BAM also works hand in hand with BPM, which provides a means of developing end-to-end processes across a range of enterprise business applications (see "The click-and-drag enterprise"). "BAM might send out a notification that a salesperson hasn't called a threshold number of prospects, while BPM might shift some work from one person's work queue to another automatically," Upside Research's Kelly says. On the other hand, BAM typically can expose more business metrics than BPM, because it can consume data outside of a typical BPM process. And BAM can solve problems that BPM can't. "For example, you could automate a process with BPM so that it runs very well technically, but still loses tons of money," Tibco's Fingerhut points out.
The BAM market is small and young. "At this point the whole market is at the $100 [million] to $200 million level," Gassman says. "It's still in the learning and experimenting stage for most companies." Some of the principal users so far are financial service companies and currency traders, which need to make quick investing decisions based on numerous and varied information sources, including news feeds. Health care organizations and hospitals are using BAM for epidemic outbreak and bioterrorism detection as well as monitoring emergency room visits to determine how many beds they may need.

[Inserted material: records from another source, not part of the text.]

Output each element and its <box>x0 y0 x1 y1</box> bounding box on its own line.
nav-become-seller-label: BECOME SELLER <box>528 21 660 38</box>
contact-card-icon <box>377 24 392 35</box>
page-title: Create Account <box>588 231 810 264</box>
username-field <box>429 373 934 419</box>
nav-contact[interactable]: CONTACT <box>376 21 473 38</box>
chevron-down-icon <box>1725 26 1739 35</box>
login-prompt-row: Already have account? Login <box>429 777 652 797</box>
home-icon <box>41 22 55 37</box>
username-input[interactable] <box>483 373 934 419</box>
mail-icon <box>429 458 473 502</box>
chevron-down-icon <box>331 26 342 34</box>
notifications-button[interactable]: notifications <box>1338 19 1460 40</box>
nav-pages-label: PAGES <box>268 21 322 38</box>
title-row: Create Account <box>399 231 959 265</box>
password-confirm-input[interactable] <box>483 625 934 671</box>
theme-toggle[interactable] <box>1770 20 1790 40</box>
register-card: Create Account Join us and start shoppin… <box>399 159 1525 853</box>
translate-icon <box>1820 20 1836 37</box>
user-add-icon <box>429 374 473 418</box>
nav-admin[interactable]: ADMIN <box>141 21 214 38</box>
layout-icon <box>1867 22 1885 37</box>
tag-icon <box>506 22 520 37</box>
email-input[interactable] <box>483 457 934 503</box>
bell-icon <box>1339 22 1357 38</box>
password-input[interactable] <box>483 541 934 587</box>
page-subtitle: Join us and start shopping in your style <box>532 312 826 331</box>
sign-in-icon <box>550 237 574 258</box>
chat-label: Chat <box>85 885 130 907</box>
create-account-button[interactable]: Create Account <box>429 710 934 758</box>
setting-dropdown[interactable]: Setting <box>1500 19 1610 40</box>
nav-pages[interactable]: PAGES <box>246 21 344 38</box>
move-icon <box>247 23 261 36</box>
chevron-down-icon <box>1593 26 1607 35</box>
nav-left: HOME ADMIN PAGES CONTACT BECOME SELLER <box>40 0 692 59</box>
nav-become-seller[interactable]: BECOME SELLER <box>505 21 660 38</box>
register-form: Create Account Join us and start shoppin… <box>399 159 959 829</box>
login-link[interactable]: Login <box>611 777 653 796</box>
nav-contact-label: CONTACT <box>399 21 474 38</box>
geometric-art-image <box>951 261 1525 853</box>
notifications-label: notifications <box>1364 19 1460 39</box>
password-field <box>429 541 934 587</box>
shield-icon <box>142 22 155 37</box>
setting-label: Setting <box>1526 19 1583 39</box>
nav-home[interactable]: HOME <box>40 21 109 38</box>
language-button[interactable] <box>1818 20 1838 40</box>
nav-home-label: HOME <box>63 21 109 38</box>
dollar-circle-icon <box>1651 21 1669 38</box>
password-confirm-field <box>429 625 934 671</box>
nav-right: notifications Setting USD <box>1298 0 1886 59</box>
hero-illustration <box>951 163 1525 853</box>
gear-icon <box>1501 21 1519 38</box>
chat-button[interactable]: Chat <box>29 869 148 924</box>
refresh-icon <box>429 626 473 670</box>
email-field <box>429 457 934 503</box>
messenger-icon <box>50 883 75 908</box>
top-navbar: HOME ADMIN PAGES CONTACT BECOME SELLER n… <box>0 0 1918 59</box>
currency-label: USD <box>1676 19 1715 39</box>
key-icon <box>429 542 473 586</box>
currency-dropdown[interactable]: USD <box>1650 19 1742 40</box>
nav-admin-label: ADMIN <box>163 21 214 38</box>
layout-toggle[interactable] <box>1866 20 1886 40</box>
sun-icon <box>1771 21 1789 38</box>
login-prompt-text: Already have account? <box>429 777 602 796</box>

Many telecommunications firms are using BAM to monitor service levels and speed up provisioning. "We use Tibco's BusinessFactor to monitor each stage of the ADSL provisioning process to make sure our accounts are in line with key performance indicators," says Christian Righi, manager of eFoundation Projects at Telecom Italia. "We can get live information on which orders are bottlenecked at which stage of the process in which region of Italy."
Making the BAM Connection
Just about everyone agrees that a successful BAM implementation comes from starting small, using what you have, modeling relevant business processes, focusing tightly on a few important KPIs, and marrying business users with IT.
Integration is a significant part of the BAM implementation process, so if you've already gone through EAI or some other form of business integration, it makes sense to leverage what you have in place and seriously consider what BAM capabilities your integration vendor offers. "Don't ask for all those references, benchmarks, '-ilities', and
'-isms'," says the vice president of enterprise services at a large, Midwestern regional bank that uses webMethods-based BAM. "Just pick the product that's in line with your integration strategy."
If you haven't invested heavily in integration and don't plan to, check out some of the pure-play vendors or a vertical solution. "Pure-play vendors often compete with the vertical vendor that knows everything there is to know about Wal-Mart," Gassman says. The trade-off is generally between flexibility and a deep knowledge of your business.